つまり南 乃蒼の好きな男がこの中にいると言う訳だ。
…………とても面倒なことになった。
忍先輩がもし好きな人だったらアリス先輩は多分香織仕込みの荒業で南 乃蒼を学園からいられなくさせるかもしれない。
進藤が好きな人だったら百舌鳥先輩は100殺しにかかるだろう。
そして晃太の場合、香織 彗 雫 心音姉さん 各人物から様々な嫌がらせをうける。嫌がらせだけならいいが多分好戦的なヤツが多いからぶち殺される可能性が高い。というか殺される。
ヤバいな…………本格的にヤバくなってきた。
南 乃蒼の言葉によるともうすぐその企みは実行にうつされるようだ。
そうなればこっちも止めれない。というかその企み自体が何なのか、まだ理解していない時点で確実に詰んでいる。だからどうするべきも何もない。
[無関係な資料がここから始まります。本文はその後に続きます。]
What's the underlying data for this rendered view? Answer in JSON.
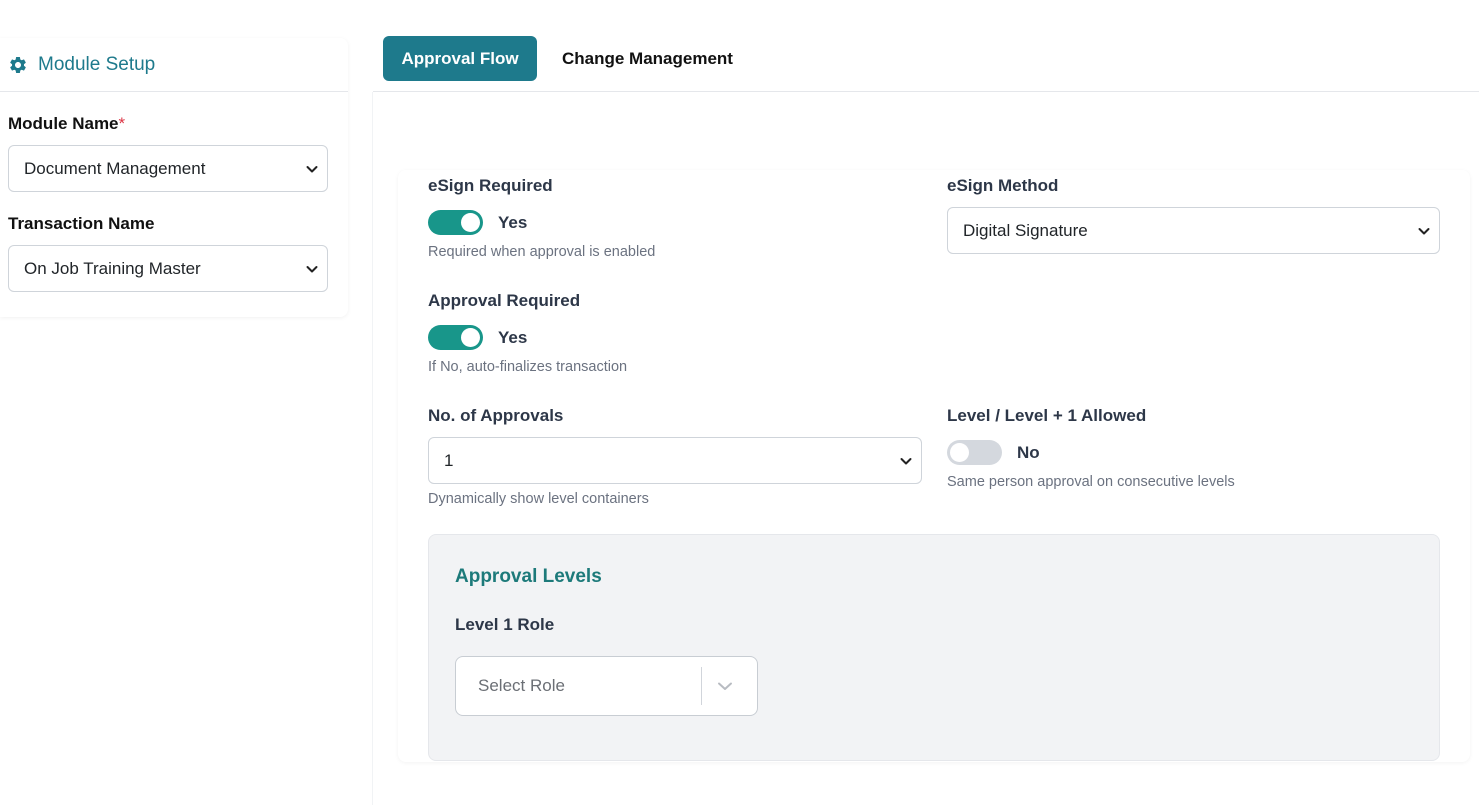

このコテージにでっかい嵐が来る、それだけ。それを知っているのは晃太だけということになる。
まるで後数分後に世界が終わると1人だけ聞かされた気分だ。
どうすれば…………
「晃太くん?晃太くん?晃太ぐん!!」
「耳痛っ!何?」
「あ、良かった。鼓膜破れてなかった。」
「今ので破れるかと思ったわ。何?一体?」
「何?なのはこっちのセリフだよ!手止まって何考えてるの?世界は終わらないよ?私が食い止めて終わらせないから。」
「お前はア○レちゃんか。」
あっちむいてほいでビームの向き変えれるんだよな。凄いよ。マジで。
「で!どう?」
「どうって?」
「もう分かってるくせに!このこの!」
「痛い!そんな強くやるもんじゃねーからそのドリル攻撃!」
「だから!どうよ!私のトンカツは!」
「え?あー旨いよ。」
「他の人より?100倍旨いよね?ね?ね?」
「オイコラ。洗脳すんなよ?香織?」
「先輩だけじゃないですから。私たちもいますし。」
「こーちゃん私ほとんど作ったのよ?褒め」
「貴女は作るのが当たり前ですから褒められるとかないですから。」
一斉に喋ると誰が誰だか分からないから。
………いや、残念なことに分かるんだよな…
香織はトンカツ。
彗はカレー。
雫はクリームシチュー。
姉さんはほとんど。気合い入れたのはピザらしいが。
「「「「誰のが一番旨い?」」」」
あ~何重にも重なるその声。
「え~。全部旨いじゃダメ?」
「「「「ダメ!」」」」
別にいいじゃん………
進藤を見てよ。百舌鳥先輩が食わしてあげてるじゃん。何か寿司だけど何か詰まりそうなくらい押し込んでるけど。
アリス先輩と忍先輩見て。めっちゃ仲良く食べてるじゃん?あれで良くない?
「「「「良くない!」」」」
「心を読むなよ…………」
あ、乃蒼はというと………クリームシチューを食べていた。優雅なもんだわ。企みを持つ犯罪者が。